Design Online Sales Funnels
Different sales professionals model the pathway to purchase differently.
One of the oldest and most fundamental models is the AIDA formula, consisting of four stages:
- Attention (or attraction). Brands gain customers’ attention and make them aware of a solution to their problem, which represents the top of the marketing funnel.
- Interest. Customers then become interested in a product or solution as they research it and engage with, for instance, a brand’s marketing content.
- Desire. At this point, customers then actually want to purchase the brand’s product or service.
- Action. Those customers finally take action, by purchasing the product, signing up for a free trial, and so forth.
Typically, marketing departments will handle the top and middle of the funnel, while sales staff will only become involved towards the end.
Though many businesses have applied variants of this formula to their own marketing, many of those companies must redesign their approaches when engaging customers virtually.
Putting the Pieces Together Into a Virtual Sales Model
Online marketing is cheaper, more convenient, faster, and more efficient than many legacy marketing techniques, such as print marketing. Most companies, therefore, have at least some digital marketing strategy.
To effectively create a virtual sales model, however, it is necessary to “virtualize” the bottom of the marketing funnel.

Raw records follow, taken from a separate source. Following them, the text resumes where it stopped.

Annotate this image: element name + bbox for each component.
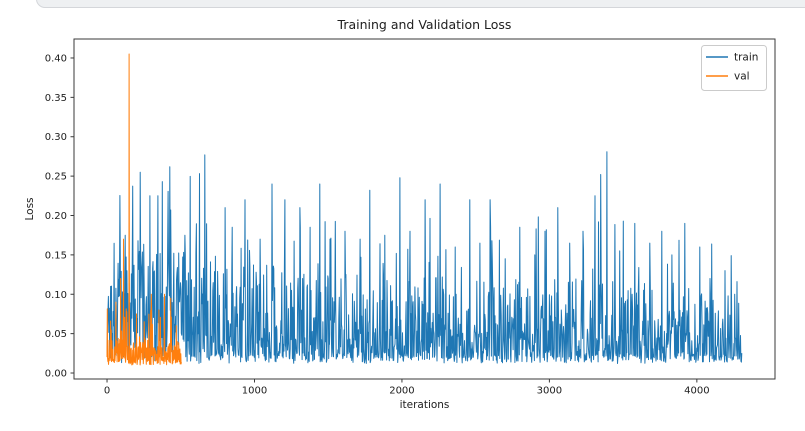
train-series-line [106,151,743,364]
x-axis-ticks: 0 1000 2000 3000 4000 [104,379,710,397]
x-axis-label: iterations [400,399,450,411]
legend-train-label: train [734,52,758,64]
plot-border [73,38,776,380]
y-tick-label: 0.40 [45,53,67,64]
y-tick-label: 0.00 [45,369,67,380]
legend-val-label: val [734,71,750,83]
y-tick-label: 0.35 [45,93,67,104]
y-tick-label: 0.10 [45,290,67,301]
x-tick-label: 4000 [684,386,709,397]
chart-title: Training and Validation Loss [337,17,512,32]
y-tick-label: 0.30 [45,132,67,143]
y-tick-label: 0.15 [45,250,67,261]
y-axis-label: Loss [24,197,36,220]
y-tick-label: 0.25 [45,172,67,183]
plot-area [106,53,743,366]
x-tick-label: 3000 [537,386,562,397]
window-top-edge [36,0,805,8]
y-tick-label: 0.20 [45,211,67,222]
y-axis-ticks: 0.00 0.05 0.10 0.15 0.20 0.25 0.30 0.35 0.40 [45,53,74,380]
val-series-line [106,53,182,366]
y-tick-label: 0.05 [45,329,67,340]
x-tick-label: 1000 [242,386,267,397]
x-tick-label: 2000 [389,386,414,397]
legend: train val [701,45,767,91]
x-tick-label: 0 [104,386,110,397]
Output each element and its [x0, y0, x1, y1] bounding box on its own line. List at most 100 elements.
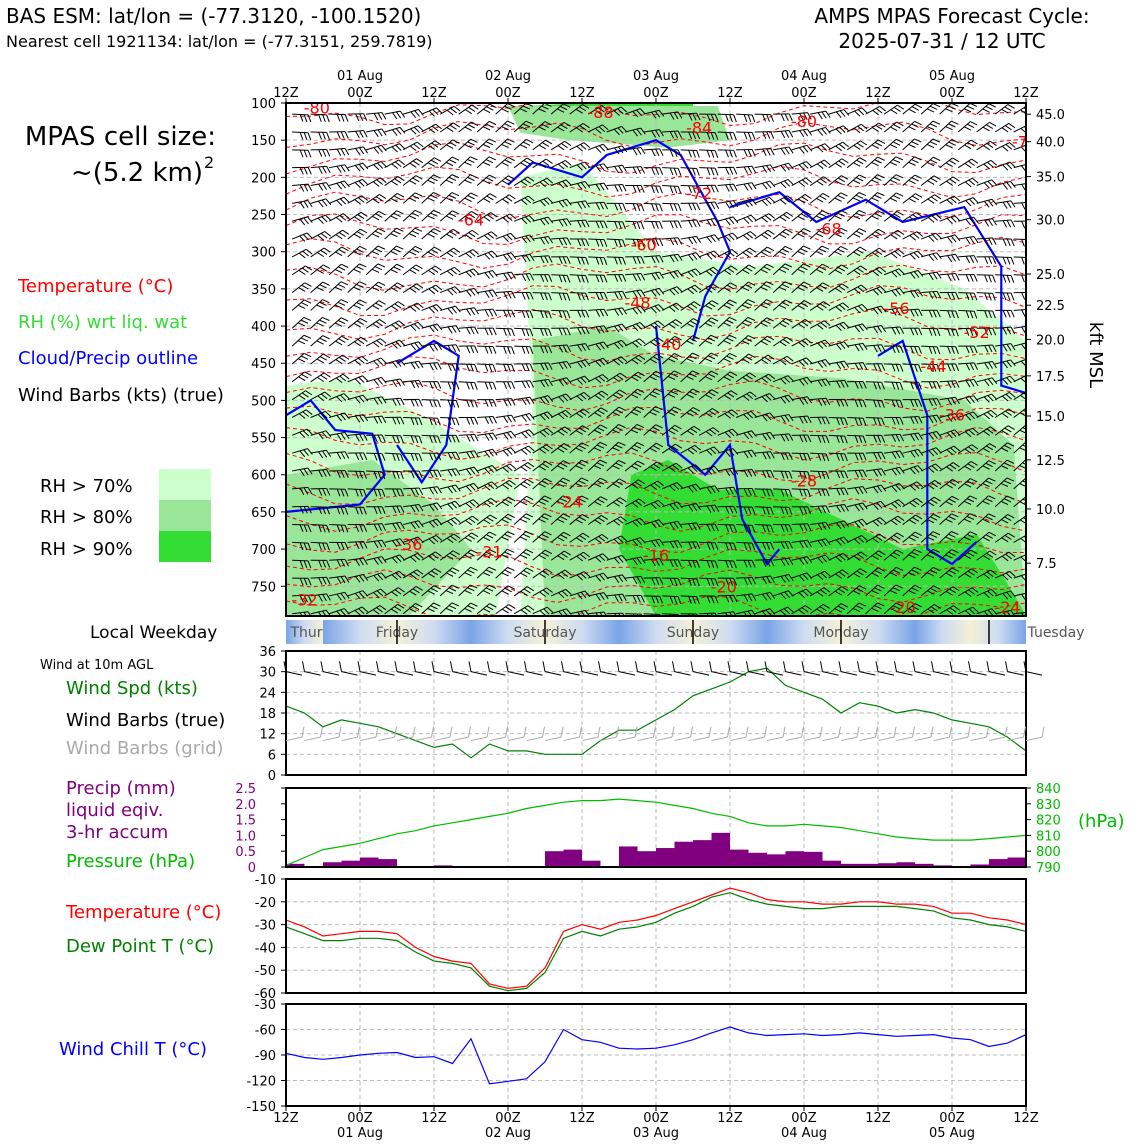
wind-barb-flag [372, 216, 379, 220]
wind-barb-flag [856, 231, 863, 234]
wind-barb [477, 382, 496, 390]
wind-barb-flag [449, 195, 456, 198]
wind-barb-flag [489, 157, 496, 160]
wind-barb-flag [835, 163, 841, 167]
wind-barb-flag [844, 110, 849, 116]
wind-barb-flag [376, 322, 382, 326]
wind-barb-flag [358, 339, 364, 343]
wind-barb-flag [542, 143, 549, 147]
wind-barb [422, 400, 441, 408]
wind-barb-flag [434, 229, 441, 232]
wind-barb [311, 183, 331, 191]
wind-barb [440, 248, 460, 257]
wind-barb-flag [319, 167, 323, 174]
wind-barb-flag [434, 158, 441, 162]
wind-barb-flag [893, 160, 900, 163]
wind-barb [311, 166, 331, 173]
wind-barb [459, 250, 479, 259]
wind-barb [866, 157, 885, 168]
wind-barb-flag [783, 232, 790, 236]
wind-barb-flag [411, 112, 416, 118]
wind-barb-flag [327, 132, 330, 139]
wind-barb-flag [467, 364, 470, 371]
wind-barb [348, 300, 367, 311]
wind-barb-flag [785, 246, 792, 249]
wind-barb-flag [707, 237, 712, 243]
wind-barb-flag [323, 167, 327, 174]
wind-barb-flag [483, 127, 490, 130]
wind-barb-flag [475, 364, 478, 371]
wind-barb [329, 264, 348, 275]
wind-barb [366, 145, 386, 153]
wind-barb [385, 111, 405, 119]
wind-barb [847, 141, 867, 150]
wind-barb [292, 132, 311, 140]
wind-barb [292, 233, 312, 241]
wind-barb-flag [521, 484, 528, 488]
wind-barb-flag [491, 232, 497, 237]
wind-barb-flag [750, 232, 756, 237]
wind-barb [477, 290, 497, 298]
wind-barb [607, 165, 627, 173]
wind-barb-flag [471, 193, 478, 196]
wind-barb-flag [485, 273, 490, 279]
wind-barb-flag [678, 221, 681, 228]
wind-barb-flag [711, 202, 715, 209]
wind-barb [366, 358, 386, 366]
wind-barb [311, 282, 330, 293]
wind-barb-flag [546, 159, 552, 163]
wind-barb-flag [841, 193, 848, 196]
wind-barb [385, 283, 404, 293]
wind-barb [662, 203, 681, 211]
wind-barb-flag [696, 253, 701, 259]
wind-barb [496, 233, 516, 241]
wind-barb-shaft [477, 194, 490, 204]
wind-barb-flag [799, 148, 804, 154]
wind-barb [440, 306, 460, 314]
wind-barb-flag [434, 247, 441, 251]
wind-barb [440, 211, 459, 221]
wind-barb-flag [734, 115, 737, 122]
wind-barb-flag [748, 167, 752, 174]
wind-barb [866, 106, 886, 115]
wind-barb-flag [893, 177, 900, 180]
wind-barb-flag [678, 186, 681, 193]
wind-barb-flag [914, 252, 919, 257]
wind-barb-flag [652, 168, 655, 175]
wind-barb-flag [652, 186, 655, 193]
wind-barb-flag [493, 365, 496, 372]
wind-barb-shaft [514, 531, 526, 542]
wind-barb-flag [303, 235, 308, 240]
wind-barb [699, 150, 718, 158]
wind-barb-flag [335, 269, 342, 272]
wind-barb-flag [752, 183, 756, 189]
wind-barb-flag [375, 267, 382, 270]
wind-barb-flag [726, 202, 730, 208]
wind-barb-flag [604, 164, 609, 170]
wind-barb-flag [678, 168, 681, 175]
wind-barb-flag [299, 270, 305, 274]
wind-barb-flag [504, 273, 508, 279]
wind-barb-flag [751, 215, 756, 220]
wind-barb-flag [391, 306, 397, 310]
wind-barb [718, 217, 738, 225]
wind-barb-flag [308, 150, 311, 157]
wind-barb-flag [397, 193, 404, 197]
wind-barb-flag [890, 198, 897, 201]
wind-barb-flag [456, 382, 459, 389]
wind-barb-flag [744, 184, 748, 190]
wind-barb-flag [467, 177, 474, 180]
wind-barb-flag [467, 435, 470, 442]
wind-barb-flag [780, 200, 786, 205]
wind-barb-flag [752, 150, 755, 157]
wind-barb-flag [725, 219, 730, 225]
wind-barb-flag [377, 340, 383, 345]
wind-barb-flag [859, 210, 866, 213]
wind-barb-flag [317, 359, 324, 363]
wind-barb [477, 309, 496, 316]
wind-barb-flag [410, 146, 416, 151]
wind-barb-flag [377, 163, 382, 168]
wind-barb-flag [467, 160, 474, 163]
wind-barb-flag [761, 252, 768, 256]
cell-size-line2: ~(5.2 km) [71, 158, 203, 188]
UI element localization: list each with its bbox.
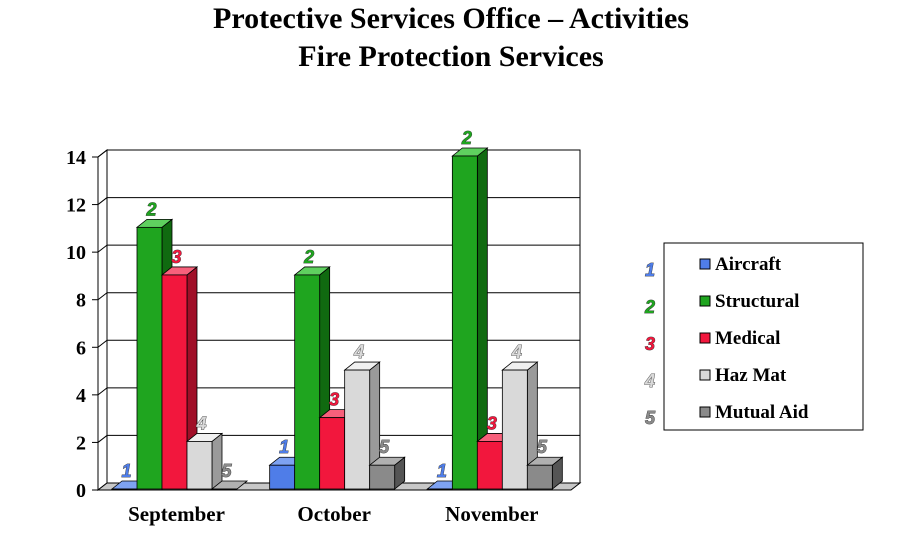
gridline-depth: [97, 435, 108, 443]
bar: [294, 274, 321, 490]
y-tick-label: 2: [76, 432, 86, 454]
legend-series-number: 1: [645, 260, 655, 280]
legend-label: Mutual Aid: [715, 402, 809, 423]
bar-series-number: 1: [121, 461, 131, 481]
bar-series-number: 5: [537, 437, 548, 457]
bar-series-number: 3: [171, 247, 181, 267]
y-tick-label: 10: [66, 242, 86, 264]
bar: [451, 155, 478, 490]
legend-label: Structural: [715, 291, 799, 312]
bar-series-number: 1: [437, 461, 447, 481]
x-category-label: October: [297, 502, 370, 526]
legend-label: Haz Mat: [715, 365, 787, 386]
bar: [501, 369, 528, 490]
legend-label: Medical: [715, 328, 780, 349]
bar: [526, 464, 553, 490]
x-category-label: November: [445, 502, 538, 526]
legend-swatch: [699, 258, 711, 270]
bar: [136, 226, 163, 490]
bar: [344, 369, 371, 490]
legend-swatch: [699, 369, 711, 381]
y-tick-label: 0: [76, 480, 86, 502]
bar-series-number: 3: [329, 390, 339, 410]
bar-series-number: 1: [279, 437, 289, 457]
chart-title-block: Protective Services Office – Activities …: [0, 0, 902, 76]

Here are a few ways to do just that:
- Scale up digital marketing efforts, such as web, email, and paid advertising
- Implement a CRM platform, such as Salesforce
- Adopt telecommunications platforms in the sales department
- Ensure that sales professionals are trained in their virtual sales tools
- Transition traditionally offline sales calls to these online platforms
- Test other online sales methods as well, such as social selling
- Test these new sales models, track their performance, continually experiment, and optimize
The last point is perhaps the most important, since new ideas rarely work perfectly right out of the gate. Instead, managers should continually test, retest, and refine their efforts over time in order to get the best results.